I hate the glorification of everything scary, gross, slutty, demonic, death-related, and gory. People here start decorating early in the month and it’s inescapable by the end. Everywhere in my once-sweet neighborhood there are ghosts, corpses, bloody heads and hands and zombies. If it were just spiders and skeletons, I don’t mind. That’s nature and science! But this world is hard and scary enough as it is, I don’t understand the need or desire to spend money on making it worse.
Here’s another thing. I have a problem with candy. I don’t like having candy in my house, I don’t like people giving my kids candy, I don’t like my kids asking for candy constantly when they know we have it, I don’t like the expectation that I’m going to give someone else’s kids candy (or whatever healthy or non-food alternative is suggested). I have this problem every holiday that involves candy (which is all of them), but Halloween is the worst.
I realize my issues with this holiday are very personal and American culture is not going to let Halloween go away, so I’ll just have to continue navigating my way through the blood-soaked headless corpses that line the way, but I don’t have to pretend to like it!

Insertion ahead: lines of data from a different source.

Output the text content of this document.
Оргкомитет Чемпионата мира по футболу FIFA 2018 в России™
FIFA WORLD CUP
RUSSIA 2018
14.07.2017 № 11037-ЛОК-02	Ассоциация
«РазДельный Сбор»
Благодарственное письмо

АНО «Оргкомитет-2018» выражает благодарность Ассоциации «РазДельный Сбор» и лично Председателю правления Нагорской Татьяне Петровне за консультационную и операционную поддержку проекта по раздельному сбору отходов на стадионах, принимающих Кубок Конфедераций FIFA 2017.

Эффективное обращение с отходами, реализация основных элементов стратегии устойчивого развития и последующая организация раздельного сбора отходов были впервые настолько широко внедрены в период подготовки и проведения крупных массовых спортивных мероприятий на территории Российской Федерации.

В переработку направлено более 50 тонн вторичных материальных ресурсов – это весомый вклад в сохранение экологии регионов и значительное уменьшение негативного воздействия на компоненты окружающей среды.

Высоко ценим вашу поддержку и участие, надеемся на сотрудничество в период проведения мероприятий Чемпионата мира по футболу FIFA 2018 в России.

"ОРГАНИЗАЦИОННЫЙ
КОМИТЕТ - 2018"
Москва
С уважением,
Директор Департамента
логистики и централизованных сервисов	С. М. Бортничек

I have social anxiety about this, too, because I don’t want to make other people feel bad if they do like Halloween. I don’t want to miss out on the opportunities to get to know people in my community by avoiding events. I don’t like feeling like the weird one for not wanting to spend money on costumes, decorations or candy that serve a purpose that I wholeheartedly disagree with. I thought we’d avoid Halloween when we moved to a Muslim country. Halloween is forbidden there, so we’d be safe, right? No! The Embassy went all out to decorate the halls and even outside public spaces, so for the entire month of October I had to take my kids through a haunted hallway just to go to the pool. It was out of control! I’m seriously not trying to take away anyone’s right to celebrate or decorate for whatever reason they choose, but there is no space for me to not have it in my face. November first can not come soon enough!
So, there it is. All my soul vomit about October, released to haunt cyberspace forever. But vomit is gross, so that’s in the spirit of Halloween, right?
All month-shaming aside, I know plenty of good things happen in Octobers. Wonderful people are born in Octobers and many good times ensue. I, myself, have experienced God’s new mercies every day so far this month, spent time with people I love and, for the most part, enjoyed life. It’s just a month and I can get through it, having many meaningful and enriching experiences. November is one of my favorite months, so if I have to pass through October to get there, I will. Every year. (Unless/Until I figure out a way to skip it.)
How about you? Want to correct me on why October is absolutely the best month ever or commiserate with me on why it’s not? Do you have any coping strategies I could use to get through it or referrals to a therapist who could help me work out some of my issues (but not all of them, I still want to be funny)?